Friday, 1 March 2019

Late February Weekend in Haworth, Brontë Country

Last Sunday the weather here in Yorkshire was incredibly nice for this time of the year. I wouldn't be surprised if it was the warmest and sunniest February day on record. I must admit it was a bit shocking, and I wasn't sure what to make of it, but the truth is that it was a stunningly beautiful late winter/early spring day. And I was so grateful to be able to pay my first visit of the year to Haworth, the place where I need to go to as often as I can; the place where my heart tells me to go to; the place where my soul finds respite and my mind inspiration for everything I do/want to do in my life; this is where my home will be in a not so distant future, I hope.
There was a lot I wanted to fit in a still short winter day: a walk on the moor; a visit to Brontë Parsonage where a new exhibition opened at the beginning of the month; a look around the Main Street shops, and a hearty meal and relaxing moment in one of the village's cosy haunts before I headed back to Leeds. And of course, a bit of photography, too.
I came to Haworth very light with only my iPhone for a camera. It felt so good and liberating to walk around without the heavy weight of my DSLR. I kept my backpack as light as possible as well. 
Here are the photos I've chosen to share as my favourites of the day.

Delightful crocuses in the churchyard were a must to include in a photo.

It was a snowdrop time and the snowdrops made the churchyard look ethereally pretty. 

Church Lane bathed in the mellow February sunlight.

Detail from Mr Patrick Brontë's room at the Parsonage. This year marks 200 years of Patrick's appointment as a perpetual curate of Haworth, and to celebrate this there is an exhibition at the Parsonage under the name "In Sickness and in Health".

The kitchen, which was the heart of home life at the Brontë Parsonage.

Branwell's room, an ingenious and moving installation created for Branwell's bicentenary two years ago. I was pleased to see it still in place for a third year running.
Path to Oxenhope taken from the junction of two paths the other path leading to the right on to Penistone Hill, part of Haworth Moor.

View of Haworth from Penistione Hill

Looking towards Worth Valley from Penstione Hill

Penistione Hill landscape

Literary Sculpture on Penistione Hill

Penistione Hill moorland

Camping on Penistone Hill

I have now installed a third photo editing app on my iPhone - PhotoToaster (the first two being Snapseed and Mextures) and have used it as the main app to process these images.
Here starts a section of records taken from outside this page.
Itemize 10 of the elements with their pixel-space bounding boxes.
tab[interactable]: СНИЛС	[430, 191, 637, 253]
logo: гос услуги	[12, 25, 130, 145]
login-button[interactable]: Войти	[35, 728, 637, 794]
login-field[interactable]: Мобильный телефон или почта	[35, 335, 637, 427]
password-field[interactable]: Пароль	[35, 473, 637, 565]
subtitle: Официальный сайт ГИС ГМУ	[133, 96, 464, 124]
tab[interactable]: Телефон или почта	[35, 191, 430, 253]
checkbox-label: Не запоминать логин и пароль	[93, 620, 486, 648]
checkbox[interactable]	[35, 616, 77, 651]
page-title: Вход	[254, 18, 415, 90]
It's a very good app and I think I'll use it a lot, especially its lighting and colour fixing brush.
I am hoping to get to a stage where I process the pics taken on iPhone on iPhone only, but at the moment I find that app presets, while interesting and appealing on one side, can make the image look rather flat; can cause dull highlights, loss of brilliance, or they can produce blown out highlights or too contrasty shadows. For that reason I gave each of the pics a quick fix in Lightroom after I finished editing them on my iPhone. I think the secret is to use app presets sparingly and in moderation. I intend to make a note of what works best in each app for me personally and stick to those choices.


  1. I am making a good habit of visiting your blog Vesna. I love your trips and reading about them. Your photography skill is amazing and Your still life is beautiful. I cannot believe how quickly you have adapted to using your new iPhone for photography. You have maintained such beautiful soul and atmosphere in your images which love to view. Must be fab travelling so light whilst out and about.

    1. Thank you so much, Wendy! Yes, I really am enjoying iPhone photography at the moment. However, I don't want to neglect too much my DSLR and will be using it again soon, especially for zooming in on subjects that are further away from my camera.